The EU’s tougher stance could impact Chinese investment in Ireland and Irish exports to the country.

The EU is pursuing a policy of what it calls “strategic autonomy” during Donald Trump’s presidency in the face of growing Chinese aggression and as a result of the fractured post-Brexit relationship with the UK and the US.

But the policy – which includes measures to screen foreign investments and retaliate when foreign subsidies distort competition with EU firms – will hit Ireland harder than any other EU country, according to a recent study.
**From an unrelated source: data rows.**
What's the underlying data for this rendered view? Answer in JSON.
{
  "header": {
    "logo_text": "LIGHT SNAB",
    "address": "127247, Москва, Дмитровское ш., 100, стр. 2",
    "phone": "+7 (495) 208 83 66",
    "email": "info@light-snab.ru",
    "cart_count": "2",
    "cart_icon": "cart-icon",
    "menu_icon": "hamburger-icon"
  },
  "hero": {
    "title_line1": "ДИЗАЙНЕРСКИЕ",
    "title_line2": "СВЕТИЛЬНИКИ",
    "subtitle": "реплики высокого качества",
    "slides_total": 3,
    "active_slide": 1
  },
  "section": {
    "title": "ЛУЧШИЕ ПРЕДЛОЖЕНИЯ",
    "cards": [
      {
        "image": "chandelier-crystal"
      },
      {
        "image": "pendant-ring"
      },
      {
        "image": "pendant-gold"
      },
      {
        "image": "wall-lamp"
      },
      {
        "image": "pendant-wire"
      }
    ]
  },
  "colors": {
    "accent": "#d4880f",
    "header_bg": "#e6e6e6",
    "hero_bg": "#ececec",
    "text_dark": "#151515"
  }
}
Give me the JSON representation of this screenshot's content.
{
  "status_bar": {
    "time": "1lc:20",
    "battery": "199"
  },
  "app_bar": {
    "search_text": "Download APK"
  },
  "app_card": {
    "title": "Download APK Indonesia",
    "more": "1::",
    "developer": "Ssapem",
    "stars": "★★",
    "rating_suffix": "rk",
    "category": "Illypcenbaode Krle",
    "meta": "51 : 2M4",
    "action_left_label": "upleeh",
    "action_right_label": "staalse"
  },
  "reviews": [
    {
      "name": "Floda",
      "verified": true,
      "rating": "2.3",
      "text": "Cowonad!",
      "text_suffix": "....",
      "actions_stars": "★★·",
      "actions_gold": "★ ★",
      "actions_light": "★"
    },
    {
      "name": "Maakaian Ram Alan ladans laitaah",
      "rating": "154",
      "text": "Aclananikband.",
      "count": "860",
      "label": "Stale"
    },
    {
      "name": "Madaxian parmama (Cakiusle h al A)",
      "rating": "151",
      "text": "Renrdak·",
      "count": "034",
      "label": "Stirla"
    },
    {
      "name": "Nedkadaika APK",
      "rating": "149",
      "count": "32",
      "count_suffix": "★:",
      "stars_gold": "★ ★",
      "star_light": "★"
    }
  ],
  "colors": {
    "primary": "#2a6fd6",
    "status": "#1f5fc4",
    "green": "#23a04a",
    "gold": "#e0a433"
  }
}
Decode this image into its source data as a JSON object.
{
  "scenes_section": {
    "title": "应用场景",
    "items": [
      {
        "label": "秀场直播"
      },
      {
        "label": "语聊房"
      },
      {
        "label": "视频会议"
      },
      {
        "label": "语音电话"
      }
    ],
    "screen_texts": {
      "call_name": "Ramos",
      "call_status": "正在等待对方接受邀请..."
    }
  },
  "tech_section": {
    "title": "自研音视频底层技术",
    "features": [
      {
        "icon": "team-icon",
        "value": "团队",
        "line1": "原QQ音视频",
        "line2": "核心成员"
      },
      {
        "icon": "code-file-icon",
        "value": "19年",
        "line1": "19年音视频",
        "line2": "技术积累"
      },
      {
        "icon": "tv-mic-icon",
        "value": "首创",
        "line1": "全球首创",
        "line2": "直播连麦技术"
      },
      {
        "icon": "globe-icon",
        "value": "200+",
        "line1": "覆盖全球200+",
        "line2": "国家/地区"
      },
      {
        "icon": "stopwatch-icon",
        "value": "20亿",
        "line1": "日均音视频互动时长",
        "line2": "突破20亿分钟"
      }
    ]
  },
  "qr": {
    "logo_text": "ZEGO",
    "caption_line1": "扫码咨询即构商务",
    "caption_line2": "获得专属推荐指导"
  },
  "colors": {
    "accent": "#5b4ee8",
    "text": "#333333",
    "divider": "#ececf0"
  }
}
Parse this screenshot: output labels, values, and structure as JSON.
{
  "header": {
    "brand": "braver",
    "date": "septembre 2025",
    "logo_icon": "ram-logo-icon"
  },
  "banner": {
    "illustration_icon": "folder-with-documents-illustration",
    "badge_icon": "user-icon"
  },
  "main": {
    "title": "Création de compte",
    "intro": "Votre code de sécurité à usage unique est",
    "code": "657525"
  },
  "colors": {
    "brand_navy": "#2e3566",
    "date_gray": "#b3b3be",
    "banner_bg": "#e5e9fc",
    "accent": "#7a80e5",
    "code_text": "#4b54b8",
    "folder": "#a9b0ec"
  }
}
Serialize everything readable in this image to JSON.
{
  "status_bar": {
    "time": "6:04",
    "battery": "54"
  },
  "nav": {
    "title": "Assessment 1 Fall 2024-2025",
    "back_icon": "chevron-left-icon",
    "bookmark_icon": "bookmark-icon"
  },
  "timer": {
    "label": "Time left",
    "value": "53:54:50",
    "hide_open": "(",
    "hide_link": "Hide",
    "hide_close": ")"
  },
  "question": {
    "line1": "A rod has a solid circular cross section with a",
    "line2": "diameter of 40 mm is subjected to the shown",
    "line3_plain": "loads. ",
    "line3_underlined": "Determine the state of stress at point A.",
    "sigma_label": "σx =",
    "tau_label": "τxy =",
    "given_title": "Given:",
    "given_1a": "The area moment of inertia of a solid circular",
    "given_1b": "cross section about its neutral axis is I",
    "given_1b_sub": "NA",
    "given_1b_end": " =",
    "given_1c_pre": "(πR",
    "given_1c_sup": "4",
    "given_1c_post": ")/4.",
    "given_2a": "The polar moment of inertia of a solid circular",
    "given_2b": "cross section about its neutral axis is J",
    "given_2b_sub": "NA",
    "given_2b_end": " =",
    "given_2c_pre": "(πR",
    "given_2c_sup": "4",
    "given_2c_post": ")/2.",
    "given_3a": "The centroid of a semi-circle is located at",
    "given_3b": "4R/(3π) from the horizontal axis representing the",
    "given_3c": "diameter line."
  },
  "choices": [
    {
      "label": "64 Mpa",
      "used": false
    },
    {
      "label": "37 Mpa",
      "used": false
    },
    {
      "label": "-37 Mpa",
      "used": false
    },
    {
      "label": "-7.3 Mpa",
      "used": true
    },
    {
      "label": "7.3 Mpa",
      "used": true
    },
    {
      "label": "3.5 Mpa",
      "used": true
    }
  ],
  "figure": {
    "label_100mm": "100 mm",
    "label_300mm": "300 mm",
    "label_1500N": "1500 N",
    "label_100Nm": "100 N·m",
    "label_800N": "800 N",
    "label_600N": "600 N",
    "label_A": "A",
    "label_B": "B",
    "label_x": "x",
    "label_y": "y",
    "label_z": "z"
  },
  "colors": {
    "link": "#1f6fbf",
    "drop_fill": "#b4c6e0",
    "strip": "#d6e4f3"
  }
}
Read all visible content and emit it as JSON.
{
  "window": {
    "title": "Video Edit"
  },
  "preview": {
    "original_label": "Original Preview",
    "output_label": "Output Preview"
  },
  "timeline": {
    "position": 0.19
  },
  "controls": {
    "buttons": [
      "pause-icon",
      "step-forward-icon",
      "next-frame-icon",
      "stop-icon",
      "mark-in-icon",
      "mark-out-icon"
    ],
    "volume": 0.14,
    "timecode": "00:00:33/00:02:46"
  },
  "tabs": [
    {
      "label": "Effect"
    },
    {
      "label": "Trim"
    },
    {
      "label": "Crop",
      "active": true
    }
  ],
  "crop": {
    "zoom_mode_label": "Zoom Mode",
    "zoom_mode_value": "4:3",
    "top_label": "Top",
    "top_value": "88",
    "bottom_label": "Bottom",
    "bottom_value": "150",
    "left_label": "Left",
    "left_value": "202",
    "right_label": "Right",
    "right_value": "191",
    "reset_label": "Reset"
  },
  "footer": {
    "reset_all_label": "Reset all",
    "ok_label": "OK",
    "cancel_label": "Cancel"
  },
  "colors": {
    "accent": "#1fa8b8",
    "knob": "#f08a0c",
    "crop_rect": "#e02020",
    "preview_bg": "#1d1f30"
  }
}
The European Center for International Political Economy said that a “strategic autonomy policy” could reduce gross domestic product across the bloc by up to 0.15 percent in the short term and 0.75 percent in the long term.

The impact on Ireland could be up to four times greater, says the ECIPE report, particularly if foreign countries retaliate by blocking market access for EU companies.

The EU is currently considering its response to the US Inflation Reduction Act, which includes subsidies and a call to “Buy American”.

Mr Dombrovskis said on Monday that Chinese procurement contracts are not as open to European companies and that the business environment has deteriorated as a result of China’s zero-Covid policy.

“It remains to be seen how China’s radical departure from this strategy will affect the business climate,” he said.

The speech comes two weeks after the EU took China to the World Trade Organization over its block on Lithuanian exports and injunctions against European patent holders.

A December 2020 economic pact with China is still on hold following Chinese sanctions on EU parliamentarians and diplomats, a backlash to EU sanctions on Chinese officials over their treatment of Muslim Uyghurs.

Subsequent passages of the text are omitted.